I respectfully disagree.

At my table, a 1st-level Rogue is every bit as interesting as its 1st-level Sorcerer counterpart. And they maintain parity to 20th level and beyond.

But if the rules allow one character to overshadow another, then the rules are broken.
 

Not if the GM is harsher on the player of the sorcerer than the player of the rogue in adjudicating free-roleplayed action resolution.

Or if the GM designs encounters that the sorcerer will feel obliged to engage mechanically, while creating space in the same encounter where the player of the rogue can free roleplay.

This is not how I particularly like to run or play the game, but I think it is what the OP has in mind, and I think it is a fairly widespread way of playing D&D (I would say it became widespread in the mid-80s and would associate it mostly with a certain type of 2nd ed AD&D approach).
Basically, you treat the unfairness of the rules by adding unfairness in how or when to apply them. Maybe this is a case where two wrongs make a right for some people - if the "unfairness" in the second part is part of the social contract, it may not be felt as such.
I, obviously, dislike it.
 

So do I. But I really do think this is what the OP has in mind - what else are we meant to make of the repeated invocations of the importance of the GM, and the claims that those of us who rely more heavily on mechanical balance have lost the roots of the game in a powerful GM who is more than just a miniature-pushing funny-voice-talker?
 

But if the rules allow one character to overshadow another, then the rules are broken.

I think allowing "overshadowing" is pretty much inevitable. (E.g. make a clone of another player's character and be a dick about playing it.)

However, encouraging it would be another matter, and I think some people here may see the 3e rules as having done that.
 

I think allowing "overshadowing" is pretty much inevitable. (E.g. make a clone of another player's character and be a dick about playing it.)

However, encouraging it would be another matter, and I think some people here may see the 3e rules as having done that.

Probably some here do, but while I largely agree with their analysis of the problem, I wouldn't go as far as "encouraging" on that question. In fact, sometimes I think the problem is not with the "over-powered" casters but with everything else. We tend to want to rein in the 3E wizard, cleric, and druid on behalf of the poor fighter, paladin, ranger, bard, etc. However, in 3E, those casters finally got to do a lot! That's been a complaint of earlier editions for some time.

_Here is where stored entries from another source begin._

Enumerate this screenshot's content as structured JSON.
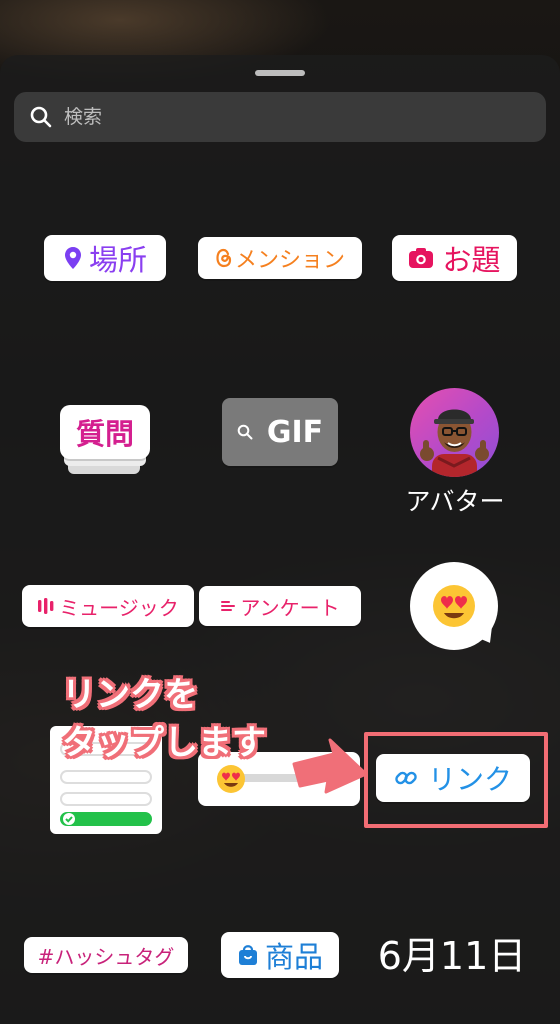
{
  "search": {
    "placeholder": "検索"
  },
  "stickers": {
    "place": "場所",
    "mention": "メンション",
    "question_prompt": "お題",
    "questions": "質問",
    "gif": "GIF",
    "avatar": "アバター",
    "music": "ミュージック",
    "poll": "アンケート",
    "link": "リンク",
    "hashtag": "#ハッシュタグ",
    "shopping": "商品",
    "date": "6月11日"
  },
  "annotation": {
    "line1": "リンクを",
    "line2": "タップします"
  },
  "colors": {
    "highlight": "#f26d74",
    "link_blue": "#2391e6",
    "mention_orange": "#f5801f",
    "place_purple": "#8a3ff0",
    "prompt_pink": "#e6145f"
  }
}
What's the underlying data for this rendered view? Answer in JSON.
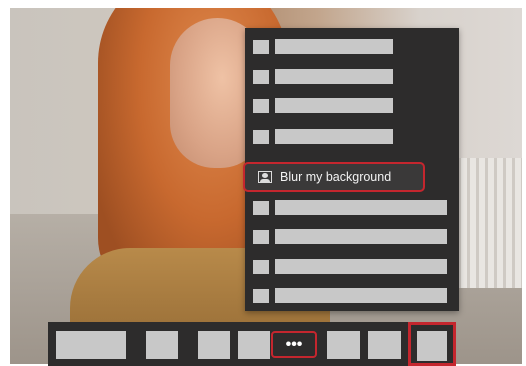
{
  "menu": {
    "highlighted_item": {
      "icon": "blur-background-icon",
      "label": "Blur my background"
    }
  },
  "controlbar": {
    "more_label": "•••"
  },
  "colors": {
    "menu_bg": "#2d2c2c",
    "placeholder": "#c8c8c8",
    "accent_red": "#c4262e"
  }
}
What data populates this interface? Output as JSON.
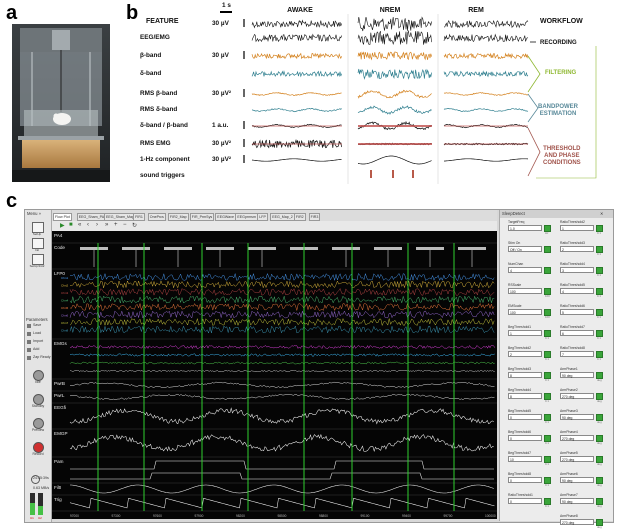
{
  "panels": {
    "a": "a",
    "b": "b",
    "c": "c"
  },
  "photo": {
    "icon": "rodent-recording-cage-photo"
  },
  "panel_b": {
    "feature_header": "FEATURE",
    "scale_time": "1 s",
    "columns": [
      "AWAKE",
      "NREM",
      "REM"
    ],
    "workflow_header": "WORKFLOW",
    "rows": [
      {
        "label": "",
        "scale": "30 µV",
        "color": "#111111"
      },
      {
        "label": "EEG/EMG",
        "scale": "",
        "color": "#111111"
      },
      {
        "label": "β-band",
        "scale": "30 µV",
        "color": "#d4821f"
      },
      {
        "label": "δ-band",
        "scale": "",
        "color": "#2f7f8f"
      },
      {
        "label": "RMS β-band",
        "scale": "30 µV²",
        "color": "#d4821f"
      },
      {
        "label": "RMS δ-band",
        "scale": "",
        "color": "#2f7f8f"
      },
      {
        "label": "δ-band / β-band",
        "scale": "1 a.u.",
        "color": "#111111"
      },
      {
        "label": "RMS EMG",
        "scale": "30 µV²",
        "color": "#111111"
      },
      {
        "label": "1-Hz component",
        "scale": "30 µV²",
        "color": "#111111"
      },
      {
        "label": "sound triggers",
        "scale": "",
        "color": "#b85a4a"
      }
    ],
    "workflow": [
      {
        "label": "RECORDING",
        "color": "#111111"
      },
      {
        "label": "FILTERING",
        "color": "#8fb832"
      },
      {
        "label": "BANDPOWER\nESTIMATION",
        "color": "#5a8a9a"
      },
      {
        "label": "THRESHOLD\nAND PHASE\nCONDITIONS",
        "color": "#a0524a"
      }
    ],
    "colors": {
      "beta": "#d4821f",
      "delta": "#2f7f8f",
      "threshold": "#c0504d",
      "filtering": "#8fb832",
      "bandpower": "#5a8a9a",
      "condition": "#a0524a"
    }
  },
  "software": {
    "left_bar": {
      "menu": "Menu »",
      "buttons": [
        "SetUp",
        "Init",
        "SetUp/Init2"
      ],
      "params_header": "Parameters",
      "params": [
        "Save",
        "Load",
        "Import",
        "Add",
        "Zap Ready"
      ],
      "run_buttons": [
        "Idle",
        "Standby",
        "Preview",
        "Record"
      ],
      "disk_time": "24:35:39s",
      "disk_rate": "0.63 MB/s",
      "meter_labels": [
        "U1",
        "U2"
      ]
    },
    "tabs": [
      "Flow Plot",
      "EEG_Sham_PA",
      "EEG_Sham_Map",
      "FIR1",
      "OnePrcs",
      "FIR2_Map",
      "FIR_PrmSys",
      "EEGWave",
      "EEGprmsm",
      "LFP",
      "EEG_Map_2",
      "FIR2",
      "FIR3"
    ],
    "toolbar_icons": [
      "play-icon",
      "stop-icon",
      "rewind-icon",
      "step-back-icon",
      "step-forward-icon",
      "fast-forward-icon",
      "zoom-in-icon",
      "zoom-out-icon",
      "refresh-icon"
    ],
    "channels": [
      "PA4",
      "Code",
      "LFP0",
      "EMGs",
      "PwrB",
      "PwrL",
      "EEGfi",
      "EMGP",
      "Pam",
      "FiltI",
      "Trig"
    ],
    "lfp_sub_labels": [
      "Chn1",
      "Chn2",
      "Chn3",
      "Chn4",
      "Chn5",
      "Chn6",
      "Chn7",
      "Chn8"
    ],
    "xaxis_ticks": [
      "97000",
      "97300",
      "97600",
      "97900",
      "98200",
      "98500",
      "98800",
      "99100",
      "99400",
      "99700",
      "100000"
    ],
    "right_panel_title": "SleepDetect",
    "right_col1": [
      {
        "label": "TargetFreq",
        "value": "1.0",
        "unit": "Hz"
      },
      {
        "label": "Stim On",
        "value": "Off / On",
        "unit": ""
      },
      {
        "label": "NumChan",
        "value": "4",
        "unit": ""
      },
      {
        "label": "RSScale",
        "value": "100",
        "unit": "100"
      },
      {
        "label": "EMScale",
        "value": "100",
        "unit": "100"
      },
      {
        "label": "BegThreshold1",
        "value": "1",
        "unit": "0.1"
      },
      {
        "label": "BegThreshold2",
        "value": "2",
        "unit": "0.1"
      },
      {
        "label": "BegThreshold3",
        "value": "8",
        "unit": "0.1"
      },
      {
        "label": "BegThreshold4",
        "value": "8",
        "unit": "0.1"
      },
      {
        "label": "BegThreshold5",
        "value": "0",
        "unit": "0.1"
      },
      {
        "label": "BegThreshold6",
        "value": "0",
        "unit": "0.1"
      },
      {
        "label": "BegThreshold7",
        "value": "10",
        "unit": "0.1"
      },
      {
        "label": "BegThreshold8",
        "value": "0",
        "unit": "0.1"
      },
      {
        "label": "RatioThreshold1",
        "value": "0",
        "unit": "0.1"
      }
    ],
    "right_col2": [
      {
        "label": "RatioThreshold2",
        "value": "1",
        "unit": "0.1"
      },
      {
        "label": "RatioThreshold3",
        "value": "2",
        "unit": "0.1"
      },
      {
        "label": "RatioThreshold4",
        "value": "3",
        "unit": "0.1"
      },
      {
        "label": "RatioThreshold5",
        "value": "4",
        "unit": "0.1"
      },
      {
        "label": "RatioThreshold6",
        "value": "5",
        "unit": "0.1"
      },
      {
        "label": "RatioThreshold7",
        "value": "6",
        "unit": "0.1"
      },
      {
        "label": "RatioThreshold8",
        "value": "7",
        "unit": "0.1"
      },
      {
        "label": "ArmPhase1",
        "value": "90 deg",
        "unit": "deg"
      },
      {
        "label": "ArmPhase2",
        "value": "270 deg",
        "unit": "deg"
      },
      {
        "label": "ArmPhase3",
        "value": "90 deg",
        "unit": "deg"
      },
      {
        "label": "ArmPhase4",
        "value": "270 deg",
        "unit": "deg"
      },
      {
        "label": "ArmPhase5",
        "value": "270 deg",
        "unit": "deg"
      },
      {
        "label": "ArmPhase6",
        "value": "90 deg",
        "unit": "deg"
      },
      {
        "label": "ArmPhase7",
        "value": "90 deg",
        "unit": "deg"
      },
      {
        "label": "ArmPhase8",
        "value": "270 deg",
        "unit": "deg"
      }
    ]
  }
}
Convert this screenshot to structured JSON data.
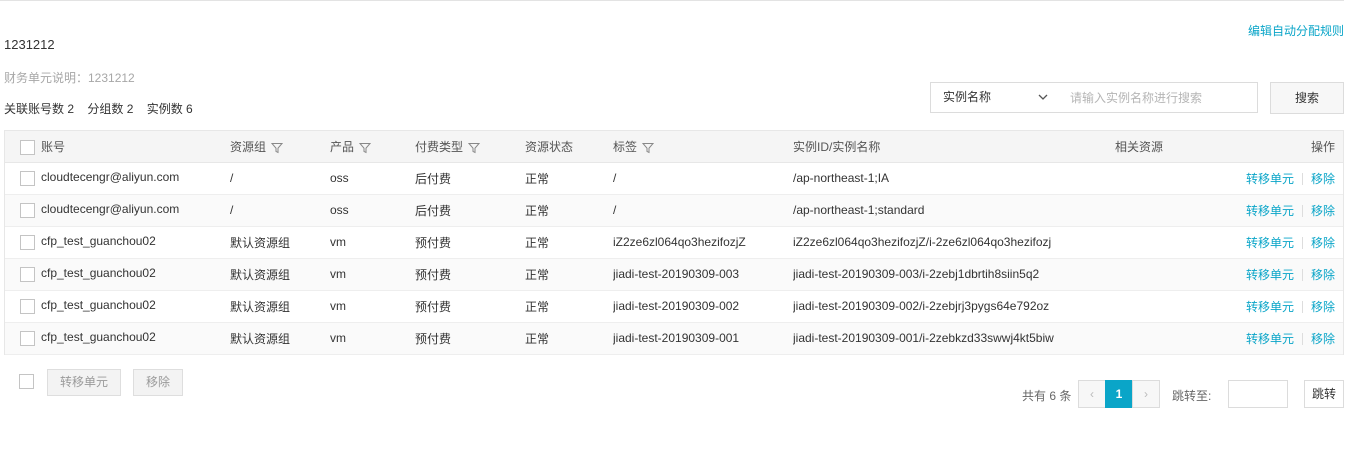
{
  "header": {
    "edit_rule_link": "编辑自动分配规则",
    "unit_name": "1231212",
    "unit_desc": "财务单元说明：1231212",
    "stats": {
      "accounts": "关联账号数 2",
      "groups": "分组数 2",
      "instances": "实例数 6"
    }
  },
  "search": {
    "select_value": "实例名称",
    "placeholder": "请输入实例名称进行搜索",
    "button": "搜索"
  },
  "table": {
    "columns": {
      "account": "账号",
      "resource_group": "资源组",
      "product": "产品",
      "billing_type": "付费类型",
      "status": "资源状态",
      "tag": "标签",
      "instance": "实例ID/实例名称",
      "related": "相关资源",
      "actions": "操作"
    },
    "action_labels": {
      "transfer": "转移单元",
      "remove": "移除"
    },
    "rows": [
      {
        "account": "cloudtecengr@aliyun.com",
        "resource_group": "/",
        "product": "oss",
        "billing_type": "后付费",
        "status": "正常",
        "tag": "/",
        "instance": "/ap-northeast-1;IA",
        "related": ""
      },
      {
        "account": "cloudtecengr@aliyun.com",
        "resource_group": "/",
        "product": "oss",
        "billing_type": "后付费",
        "status": "正常",
        "tag": "/",
        "instance": "/ap-northeast-1;standard",
        "related": ""
      },
      {
        "account": "cfp_test_guanchou02",
        "resource_group": "默认资源组",
        "product": "vm",
        "billing_type": "预付费",
        "status": "正常",
        "tag": "iZ2ze6zl064qo3hezifozjZ",
        "instance": "iZ2ze6zl064qo3hezifozjZ/i-2ze6zl064qo3hezifozj",
        "related": ""
      },
      {
        "account": "cfp_test_guanchou02",
        "resource_group": "默认资源组",
        "product": "vm",
        "billing_type": "预付费",
        "status": "正常",
        "tag": "jiadi-test-20190309-003",
        "instance": "jiadi-test-20190309-003/i-2zebj1dbrtih8siin5q2",
        "related": ""
      },
      {
        "account": "cfp_test_guanchou02",
        "resource_group": "默认资源组",
        "product": "vm",
        "billing_type": "预付费",
        "status": "正常",
        "tag": "jiadi-test-20190309-002",
        "instance": "jiadi-test-20190309-002/i-2zebjrj3pygs64e792oz",
        "related": ""
      },
      {
        "account": "cfp_test_guanchou02",
        "resource_group": "默认资源组",
        "product": "vm",
        "billing_type": "预付费",
        "status": "正常",
        "tag": "jiadi-test-20190309-001",
        "instance": "jiadi-test-20190309-001/i-2zebkzd33swwj4kt5biw",
        "related": ""
      }
    ]
  },
  "footer": {
    "transfer_button": "转移单元",
    "remove_button": "移除",
    "total": "共有 6 条",
    "prev": "‹",
    "current_page": "1",
    "next": "›",
    "jump_label": "跳转至:",
    "jump_button": "跳转"
  },
  "colors": {
    "accent": "#0aa5c8",
    "header_bg": "#f5f5f5",
    "border": "#e7e7e7"
  },
  "icons": {
    "filter": "filter-icon",
    "dropdown": "chevron-down-icon"
  }
}
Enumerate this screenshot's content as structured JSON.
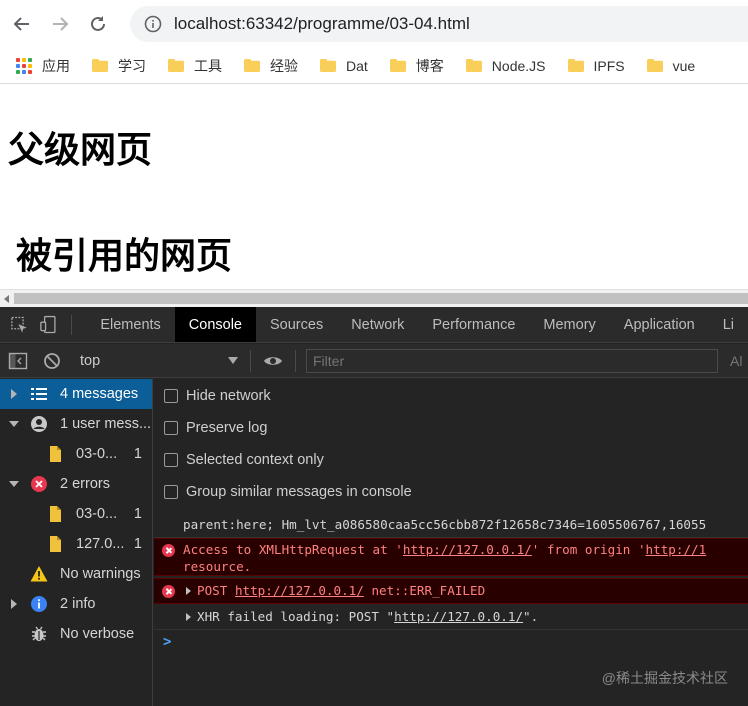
{
  "browser": {
    "url": "localhost:63342/programme/03-04.html",
    "bookmarks": [
      {
        "label": "应用",
        "type": "apps"
      },
      {
        "label": "学习",
        "type": "folder"
      },
      {
        "label": "工具",
        "type": "folder"
      },
      {
        "label": "经验",
        "type": "folder"
      },
      {
        "label": "Dat",
        "type": "folder"
      },
      {
        "label": "博客",
        "type": "folder"
      },
      {
        "label": "Node.JS",
        "type": "folder"
      },
      {
        "label": "IPFS",
        "type": "folder"
      },
      {
        "label": "vue",
        "type": "folder"
      }
    ]
  },
  "page": {
    "parent_heading": "父级网页",
    "child_heading": "被引用的网页"
  },
  "devtools": {
    "tabs": [
      "Elements",
      "Console",
      "Sources",
      "Network",
      "Performance",
      "Memory",
      "Application",
      "Li"
    ],
    "active_tab": "Console",
    "context": "top",
    "filter_placeholder": "Filter",
    "toolbar_tail": "Al",
    "sidebar": [
      {
        "label": "4 messages",
        "icon": "list-icon",
        "count": "",
        "tri": "right",
        "indent": 0
      },
      {
        "label": "1 user mess...",
        "icon": "user-icon",
        "count": "",
        "tri": "down",
        "indent": 0
      },
      {
        "label": "03-0...",
        "icon": "file-icon",
        "count": "1",
        "tri": "",
        "indent": 1
      },
      {
        "label": "2 errors",
        "icon": "error-icon",
        "count": "",
        "tri": "down",
        "indent": 0
      },
      {
        "label": "03-0...",
        "icon": "file-icon",
        "count": "1",
        "tri": "",
        "indent": 1
      },
      {
        "label": "127.0...",
        "icon": "file-icon",
        "count": "1",
        "tri": "",
        "indent": 1
      },
      {
        "label": "No warnings",
        "icon": "warning-icon",
        "count": "",
        "tri": "",
        "indent": 0
      },
      {
        "label": "2 info",
        "icon": "info-icon",
        "count": "",
        "tri": "right",
        "indent": 0
      },
      {
        "label": "No verbose",
        "icon": "bug-icon",
        "count": "",
        "tri": "",
        "indent": 0
      }
    ],
    "options": [
      "Hide network",
      "Preserve log",
      "Selected context only",
      "Group similar messages in console"
    ],
    "logs": {
      "parent_line": "parent:here; Hm_lvt_a086580caa5cc56cbb872f12658c7346=1605506767,16055",
      "cors_prefix": "Access to XMLHttpRequest at '",
      "cors_link": "http://127.0.0.1/",
      "cors_middle": "' from origin '",
      "cors_link2": "http://1",
      "cors_line2": "resource.",
      "post_method": "POST",
      "post_link": "http://127.0.0.1/",
      "post_err": "net::ERR_FAILED",
      "xhr_prefix": "XHR failed loading: POST \"",
      "xhr_link": "http://127.0.0.1/",
      "xhr_suffix": "\"."
    },
    "prompt": ">"
  },
  "watermark": "@稀土掘金技术社区"
}
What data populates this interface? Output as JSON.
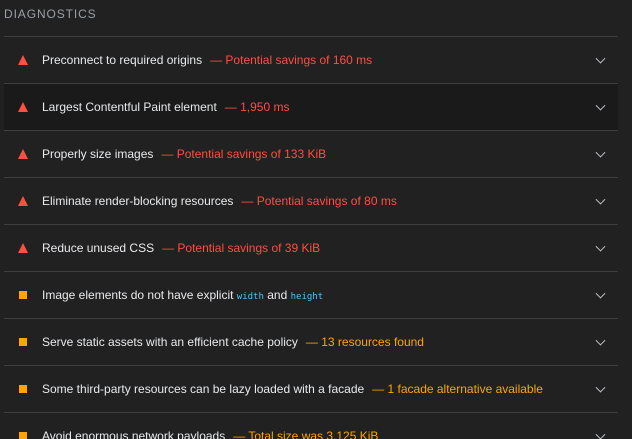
{
  "section": {
    "title": "DIAGNOSTICS"
  },
  "colors": {
    "fail": "#ff4e42",
    "average": "#ffa400",
    "code": "#4fc3f7"
  },
  "audits": [
    {
      "icon": "fail-triangle-icon",
      "title": "Preconnect to required origins",
      "display": "— Potential savings of 160 ms"
    },
    {
      "icon": "fail-triangle-icon",
      "title": "Largest Contentful Paint element",
      "display": "— 1,950 ms"
    },
    {
      "icon": "fail-triangle-icon",
      "title": "Properly size images",
      "display": "— Potential savings of 133 KiB"
    },
    {
      "icon": "fail-triangle-icon",
      "title": "Eliminate render-blocking resources",
      "display": "— Potential savings of 80 ms"
    },
    {
      "icon": "fail-triangle-icon",
      "title": "Reduce unused CSS",
      "display": "— Potential savings of 39 KiB"
    },
    {
      "icon": "average-square-icon",
      "title_part1": "Image elements do not have explicit",
      "code1": "width",
      "title_part2": "and",
      "code2": "height"
    },
    {
      "icon": "average-square-icon",
      "title": "Serve static assets with an efficient cache policy",
      "display": "— 13 resources found"
    },
    {
      "icon": "average-square-icon",
      "title": "Some third-party resources can be lazy loaded with a facade",
      "display": "— 1 facade alternative available"
    },
    {
      "icon": "average-square-icon",
      "title": "Avoid enormous network payloads",
      "display": "— Total size was 3,125 KiB"
    }
  ]
}
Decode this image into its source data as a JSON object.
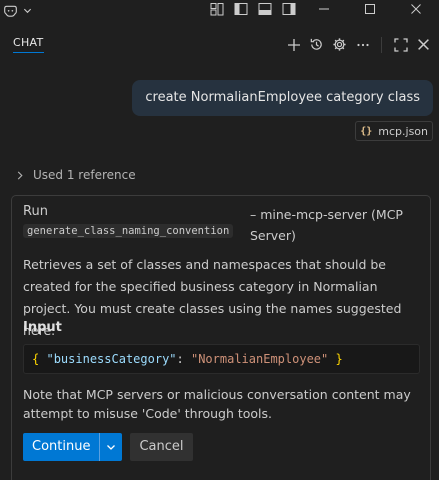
{
  "titlebar": {
    "icons": [
      "copilot-icon",
      "chevron-down-icon",
      "customize-layout-icon",
      "toggle-primary-sidebar-icon",
      "toggle-panel-icon",
      "toggle-secondary-sidebar-icon",
      "minimize-icon",
      "maximize-icon",
      "close-icon"
    ]
  },
  "chat": {
    "tab_label": "CHAT",
    "actions": [
      "new-chat-icon",
      "history-icon",
      "settings-icon",
      "more-icon",
      "maximize-icon",
      "close-icon"
    ]
  },
  "user_message": {
    "text": "create NormalianEmployee category class",
    "attachment": "mcp.json",
    "attachment_icon": "{}"
  },
  "reference": {
    "label": "Used 1 reference"
  },
  "tool_call": {
    "run_label": "Run",
    "tool_name": "generate_class_naming_convention",
    "server": "– mine-mcp-server (MCP Server)",
    "description": "Retrieves a set of classes and namespaces that should be created for the specified business category in Normalian project. You must create classes using the names suggested here.",
    "input_title": "Input",
    "input": {
      "open_brace": "{",
      "key": "\"businessCategory\"",
      "colon": ":",
      "value": "\"NormalianEmployee\"",
      "close_brace": "}"
    },
    "warning": "Note that MCP servers or malicious conversation content may attempt to misuse 'Code' through tools.",
    "continue_label": "Continue",
    "cancel_label": "Cancel"
  },
  "colors": {
    "background": "#1f1f1f",
    "accent": "#0078d4",
    "user_bubble": "#26323f"
  }
}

The problem was, most everyone else got stuck too close to the old model. A bunch of feats (or minor music magic or sprinkling of low-level spells and abilities) just didn't compare. That is, in relation to the main model, 3E tends to hamstring several classes, the initial fighter, bard, and ranger being the prime examples. It just seems like encouraging the casters to be overpowered in comparison.

Of course, a lot of people didn't like the iniital 4E answer to that, either--bring the fighter and the rest up to snuff with analogous mechanics, flavored differently. Yet, nothing says that some combination of 3E/3.5/4E/Essentials couldn't come up with a good set of "stances" or the like to mix with feats to make the fighter operate on that same plane with the wizard. I think you'd still need to find away to make casting not quite so reliable compared to the 3E model, but that could probably be done.
 

I respectfully disagree. If any player playing any character can contribute equally to any facet of the game (i.e. any situation), then there may be some feelings that the choices they make are not meaningful. For example, if I choose to play a rogue and I can contribute equally in a fight against undead as a player who built an undead-hunter priest type character, his character concept is cheapened. He should be better than me in that scenario. That's just the tip of the iceberg with encounter design - some encounters will favor certain class/race/ability combinations and that is okay.
"Combat" is a facet of the game that takes up a lot of playing time. "Combat vs undead" is a specific situation, and not at all what I was talking about.
 

But if the rules allow one character to overshadow another, then the rules are broken.

On what scale? Rogues in 4e generally overshadow most other characters in stealthy or thieving situations. Does that mean the rules are broken?
 

So do I. But I really do think this is what the OP has in mind - what else are we meant to make of the repeated invocations of the importance of the GM, and the claims that those of us who rely more heavily on mechanical balance have lost the roots of the game in a powerful GM who is more than just a miniature-pushing funny-voice-talker?

I ghink people are starting to make a lot of unsupported assumptions in this thread.
 

So do I. But I really do think this is what the OP has in mind - what else are we meant to make of the repeated invocations of the importance of the GM, and the claims that those of us who rely more heavily on mechanical balance have lost the roots of the game in a powerful GM who is more than just a miniature-pushing funny-voice-talker?

I'll agree with that, but I am not being judgmental, which is how I think some of you are taking it. I honestly believe that the structural changes brought about in the later editions marginalized the role of the DM. It really boxed the game into a more rigid framework and invited min-maxing and power-gaming (and a healthy dose of rules-lawyering). If you are one of those gamers (and there is nothing wrong with that - to each their own), you probably love those editions. If you are not, you probably are not the biggest fan. I, obviously, am not one of later edition fans. While not as refined as 3.5 or 4E, I feel the framework of 1E (and retro clones and hybrids like C&C, etc.), allows for more narrative freedom for the DM and more creativity for the players. Plus, combat and encounter resolution is soooo much faster (and usually deadlier!).

Ultimately, from my experiences at the game table, I think the abundance of rules and powers have stifled player creativity. I see that in a lot of the younger players that I have played with. And a lot of those changes were made in the name of strict class balance.

I'm just psyched to see the re-release of the 1E books. I hope a lot of the people who started playing in the 3E era can give it a shot.